L’intensité de l’image dépasse les capacités rétiniennes et demande un regard phénoménologique généreux. Cette déclaration est récurrente dans la pratique artistique de Pablo Lobato. Avec des gestes simples, une matérialité de faible importance et des motifs non-expressifs, l’artiste veut intensément engager notre regard dans l’expérience, sans toutefois dépasser ni la rhétorique ni la visibilité des images. Cependant une telle discrétion, une telle délicatesse n’empêchent pas l’artiste d’être précis et de de s’affirmer, de nombreuses stratégies d’intervention des images, des objets, des espaces et des idées, sont radicalement et simplement définis par Lobato comme des coupures.

La plus part des œuvres de l’exposition « Coupure, Latence » traitent des multiples procédures de coupe auxquelles a recours Pablo Lobato et qui sont comprises dans leur matérialité et dans leur possibilité de signification. Bien que la notion de coupe semble venir du cinéma et du vocabulaire de l’édition, si familiers à l’artiste, il ne la comprend pas comme un outil technique mais comme un geste élargi, un processus de réflexion. Ainsi, Lobato mobilise l’héritage du cinéma pour promouvoir une migration de ces instruments de langage dans le champ des arts et vice versa. La majorité de ses propositions artistiques est située dans cette zone de réversibilité. En ce sens, la notion de coupe dans le travail de Pablo Lobato a été repensée, recontextualisée et étendue à de nombreux travaux ; cette notion peut être considérée comme centrale dans son dessein artistique.

Aucune classification n’est facile à définir lorsqu’on réfléchit à une œuvre comme « 1000 x 1 », bien que la notion de coupe soulignerait certains des échanges complexes, des procédures et des conséquences présentés dans cette œuvre qui se compose d’un projecteur 16mm projetant, de façon répétitive et statique, la même image d’un éclair déchirant le ciel. La matérialité de la lumière se manifeste dans l’image et dans son moyen de présentation. Plus qu’une interface, l’image dispose un circuit, résistant peut-être aux médias, dévoilant peut-être profondément sa structure, libérant peut-être d’improductives mais puissantes énergies. De la façon dont Pablo Lobato la conçoit, la coupe reconnait les effets de signification qui ne peuvent être générés qu’en touchant la matérialité du langage.
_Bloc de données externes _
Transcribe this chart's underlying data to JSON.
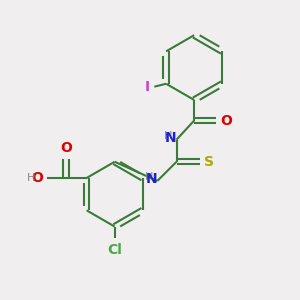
{
  "bg_color": "#f0eeee",
  "bond_color": "#3a7a3a",
  "atom_colors": {
    "I": "#cc44cc",
    "O": "#dd0000",
    "N": "#2222cc",
    "S": "#aaaa00",
    "Cl": "#44aa44",
    "H": "#888888",
    "C": "#3a7a3a"
  }
}
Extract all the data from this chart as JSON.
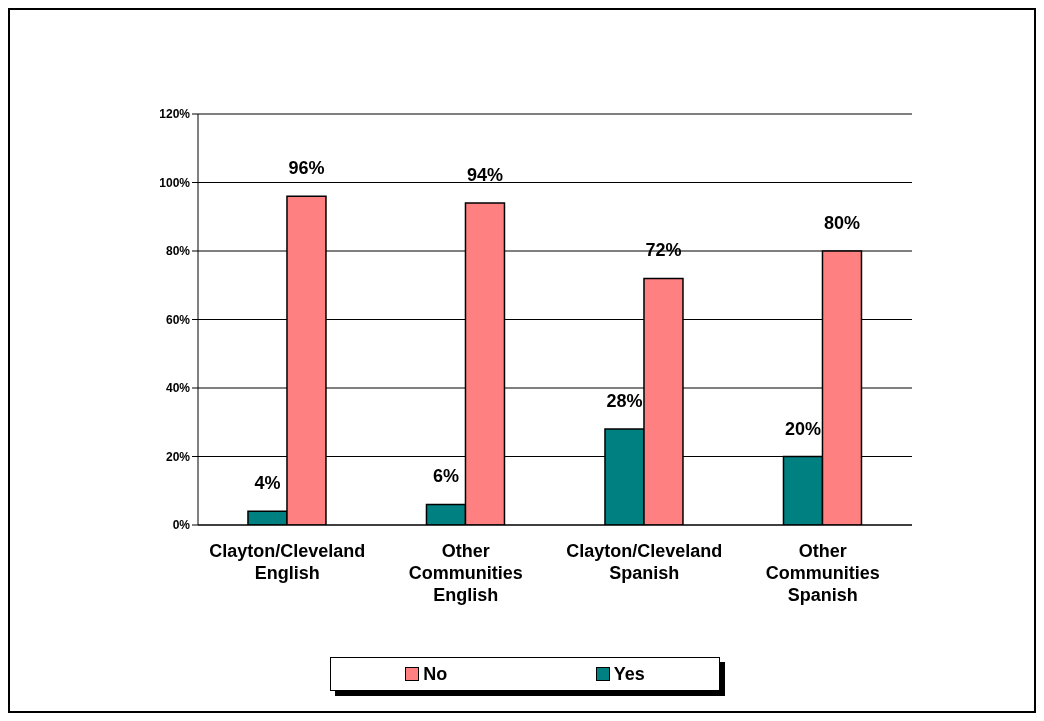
{
  "chart_data": {
    "type": "bar",
    "categories": [
      "Clayton/Cleveland English",
      "Other Communities English",
      "Clayton/Cleveland Spanish",
      "Other Communities Spanish"
    ],
    "series": [
      {
        "name": "Yes",
        "color": "#008080",
        "values": [
          4,
          6,
          28,
          20
        ],
        "value_labels": [
          "4%",
          "6%",
          "28%",
          "20%"
        ]
      },
      {
        "name": "No",
        "color": "#ff8080",
        "values": [
          96,
          94,
          72,
          80
        ],
        "value_labels": [
          "96%",
          "94%",
          "72%",
          "80%"
        ]
      }
    ],
    "ylim": [
      0,
      120
    ],
    "yticks": [
      {
        "value": 0,
        "label": "0%"
      },
      {
        "value": 20,
        "label": "20%"
      },
      {
        "value": 40,
        "label": "40%"
      },
      {
        "value": 60,
        "label": "60%"
      },
      {
        "value": 80,
        "label": "80%"
      },
      {
        "value": 100,
        "label": "100%"
      },
      {
        "value": 120,
        "label": "120%"
      }
    ],
    "grid": "y",
    "legend": "bottom"
  }
}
Dans un dialogue critique avec les constructions philosophiques telles que les concepts de « Coupure-Flux » de Gilles Deleuze ou « Métastabilité » de Gilbert Simondon, les deux définissant des états du potentiel latent, Pablo Lobato travaille ses coupes non pas pour réduire mais pour obtenir un effet de multiplication. Le mot « Muda » définit la partie d’une plante qui peut être replantée, qui possède les éléments nécessaires pour permettre la reproduction. Avec ses propres mains, Pablo a pénétré les fruits pour en extraire les pépins. Les photographies de la série « Muda » illustrent cet événement traumatique si loin d’une représentation idéaliste et montrent aussi les pépins mêmes qui ont été recueillis, séchés et qui sont maintenant pris au piège dans le cadre comme des témoins morts. Elaguer les arbres serait une illustration parfaite pour qualifier une coupe qui favorise des agrandissements en soustrayant. C’est ce qui a inspiré le titre « Poda », une plante en pot, précédemment un simulacre décent de la nature, maintenant coupée d’un côté révélant ainsi sa consistance artificielle.

« Cabeça, Coração e Rabo », comment la cachaça - un alcool brésilien - devrait être catégorisée selon sa maturation, comment le même matériau et le même processus produiraient des résultats distincts. Même si la disposition du titre ressemble à un diagramme organique, c’est à travers un équilibre très précaire que l’artiste sonde les relations entre des éléments comme le verre, le faux béton et l’alcool et vise ainsi à une formalisation qui permettrait de maintenir la circonstance de l’équilibre dans l’activité ordinaire et la latence. L’économie de coupe de Pablo Lobato, en plus de fournir des conditions embryonnaires pour des formes, explore l’ambivalence de la matérialité et les états suspendus de la signification.